First, while the payrolls number may drive the initial market reaction, the unemployment rate is the most important figure in the report. That’s what the Fed is judged on—not the outright level of job creation. Payrolls and earnings are important, but if they send conflicting signals with the unemployment rate, the latter is more likely to dictate the bigger picture.
Second, the payrolls number for January is likely to be a dog’s breakfast Not only has the BLS has difficulty adjusting for seasonal patterns at the start of the calendar year, but there has simply been so much disruption across the country. The recovery from hurricanes in the deep south, wildfires ravaging Los Angeles, arctic weather in other parts—it points to ample statistical noise but very little signal. Throw on top revisions to prior payrolls data and it screens as a messy report that could provide narratives for everyone.
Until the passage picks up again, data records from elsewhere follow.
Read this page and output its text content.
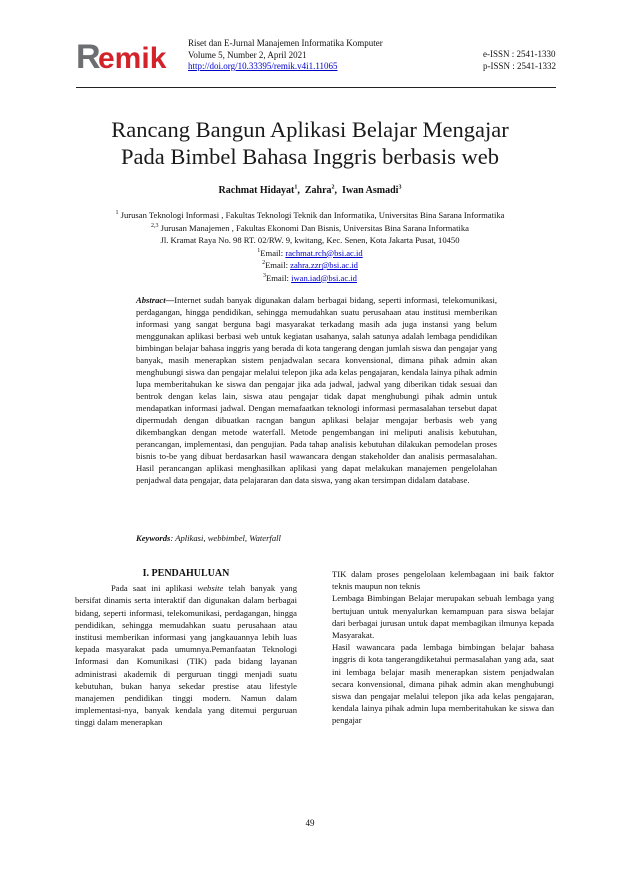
R
emik Riset dan E-Jurnal Manajemen Informatika Komputer
Volume 5, Number 2, April 2021
http://doi.org/10.33395/remik.v4i1.11065
e-ISSN : 2541-1330
p-ISSN : 2541-1332
Rancang Bangun Aplikasi Belajar Mengajar
Pada Bimbel Bahasa Inggris berbasis web
Rachmat Hidayat$^1$,  Zahra$^2$,  Iwan Asmadi$^3$
$^1$ Jurusan Teknologi Informasi , Fakultas Teknologi Teknik dan Informatika, Universitas Bina Sarana Informatika
$^{2,3}$ Jurusan Manajemen , Fakultas Ekonomi Dan Bisnis, Universitas Bina Sarana Informatika
Jl. Kramat Raya No. 98 RT. 02/RW. 9, kwitang, Kec. Senen, Kota Jakarta Pusat, 10450
$^1$Email: rachmat.rch@bsi.ac.id
$^2$Email: zahra.zzr@bsi.ac.id
$^3$Email: iwan.iad@bsi.ac.id
Abstract—Internet sudah banyak digunakan dalam berbagai bidang, seperti informasi, telekomunikasi, perdagangan, hingga pendidikan, sehingga memudahkan suatu perusahaan atau institusi memberikan informasi yang sangat berguna bagi masyarakat terkadang masih ada juga instansi yang belum menggunakan aplikasi berbasi web untuk kegiatan usahanya, salah satunya adalah lembaga pendidikan bimbingan belajar bahasa inggris yang berada di kota tangerang dengan jumlah siswa dan pengajar yang banyak, masih menerapkan sistem penjadwalan secara konvensional, dimana pihak admin akan menghubungi siswa dan pengajar melalui telepon jika ada kelas pengajaran, kendala lainya pihak admin lupa memberitahukan ke siswa dan pengajar jika ada jadwal, jadwal yang diberikan tidak sesuai dan bentrok dengan kelas lain, siswa atau pengajar tidak dapat menghubungi pihak admin untuk mendapatkan informasi jadwal. Dengan memafaatkan teknologi informasi permasalahan tersebut dapat dipermudah dengan dibuatkan racngan bangun aplikasi belajar mengajar berbasis web yang dikembangkan dengan metode waterfall. Metode pengembangan ini meliputi analisis kebutuhan, perancangan, implementasi, dan pengujian. Pada tahap analisis kebutuhan dilakukan pemodelan proses bisnis to-be yang dibuat berdasarkan hasil wawancara dengan stakeholder dan analisis permasalahan. Hasil perancangan aplikasi menghasilkan aplikasi yang dapat melakukan manajemen pengelolahan penjadwal data pengajar, data pelajararan dan data siswa, yang akan tersimpan didalam database.
Keywords: Aplikasi, webbimbel, Waterfall

I. PENDAHULUAN

Pada saat ini aplikasi website telah banyak yang bersifat dinamis serta interaktif dan digunakan dalam berbagai bidang, seperti informasi, telekomunikasi, perdagangan, hingga pendidikan, sehingga memudahkan suatu perusahaan atau institusi memberikan informasi yang jangkauannya lebih luas kepada masyarakat pada umumnya.Pemanfaatan Teknologi Informasi dan Komunikasi (TIK) pada bidang layanan administrasi akademik di perguruan tinggi menjadi suatu kebutuhan, bukan hanya sekedar prestise atau lifestyle manajemen pendidikan tinggi modern. Namun dalam implementasi-nya, banyak kendala yang ditemui perguruan tinggi dalam menerapkan

TIK dalam proses pengelolaan kelembagaan ini baik faktor teknis maupun non teknis

Lembaga Bimbingan Belajar merupakan sebuah lembaga yang bertujuan untuk menyalurkan kemampuan para siswa belajar dari berbagai jurusan untuk dapat membagikan ilmunya kepada Masyarakat.

Hasil wawancara pada lembaga bimbingan belajar bahasa inggris di kota tangerangdiketahui permasalahan yang ada, saat ini lembaga belajar masih menerapkan sistem penjadwalan secara konvensional, dimana pihak admin akan menghubungi siswa dan pengajar melalui telepon jika ada kelas pengajaran, kendala lainya pihak admin lupa memberitahukan ke siswa dan pengajar

49
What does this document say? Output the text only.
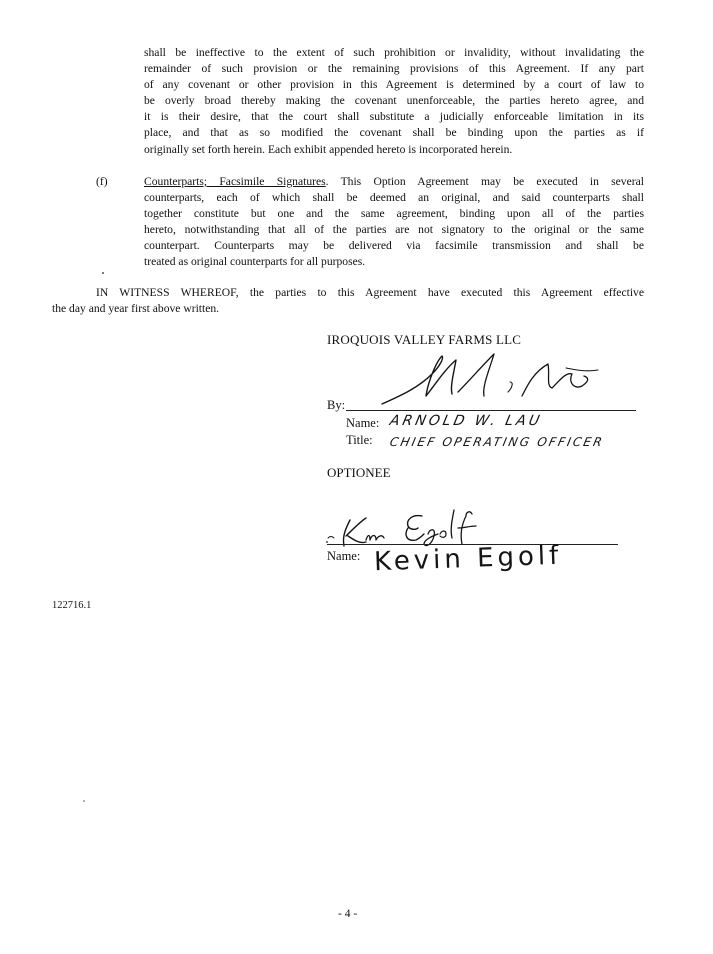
shall be ineffective to the extent of such prohibition or invalidity, without invalidating the
remainder of such provision or the remaining provisions of this Agreement. If any part
of any covenant or other provision in this Agreement is determined by a court of law to
be overly broad thereby making the covenant unenforceable, the parties hereto agree, and
it is their desire, that the court shall substitute a judicially enforceable limitation in its
place, and that as so modified the covenant shall be binding upon the parties as if
originally set forth herein. Each exhibit appended hereto is incorporated herein.
(f)	Counterparts; Facsimile Signatures. This Option Agreement may be executed in several
counterparts, each of which shall be deemed an original, and said counterparts shall
together constitute but one and the same agreement, binding upon all of the parties
hereto, notwithstanding that all of the parties are not signatory to the original or the same
counterpart. Counterparts may be delivered via facsimile transmission and shall be
treated as original counterparts for all purposes.
IN WITNESS WHEREOF, the parties to this Agreement have executed this Agreement effective
the day and year first above written.
IROQUOIS VALLEY FARMS LLC
By:
Name: ARNOLD W. LAU
Title: CHIEF OPERATING OFFICER
OPTIONEE
Name: Kevin Egolf
122716.1
- 4 -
That’s why the unemployment rate remains key!
With markets pricing less than two 25bp rate cuts this year, and the Fed making it clear it does not need to see further weakening in the labour market to achieve its inflation mandate, a weak jobs report may deliver a far larger market reaction than one that exhibits strength. For USD/JPY, that implies directional risks are asymmetrically skewed to the downside.
USD/JPY Bulls on the Ropes
Source: TradingView
Technically, Thursday’s drop did some damage, taking out the 50-week moving average and bids at 151.95 before finding support at 151.30. Below that, 148.65 is the next key level. On the topside, watch for offers around 151.95, the 50-week moving average, and 153.30.
Momentum indicators like RSI and MACD are turning bearish, favouring selling rallies and downside breaks.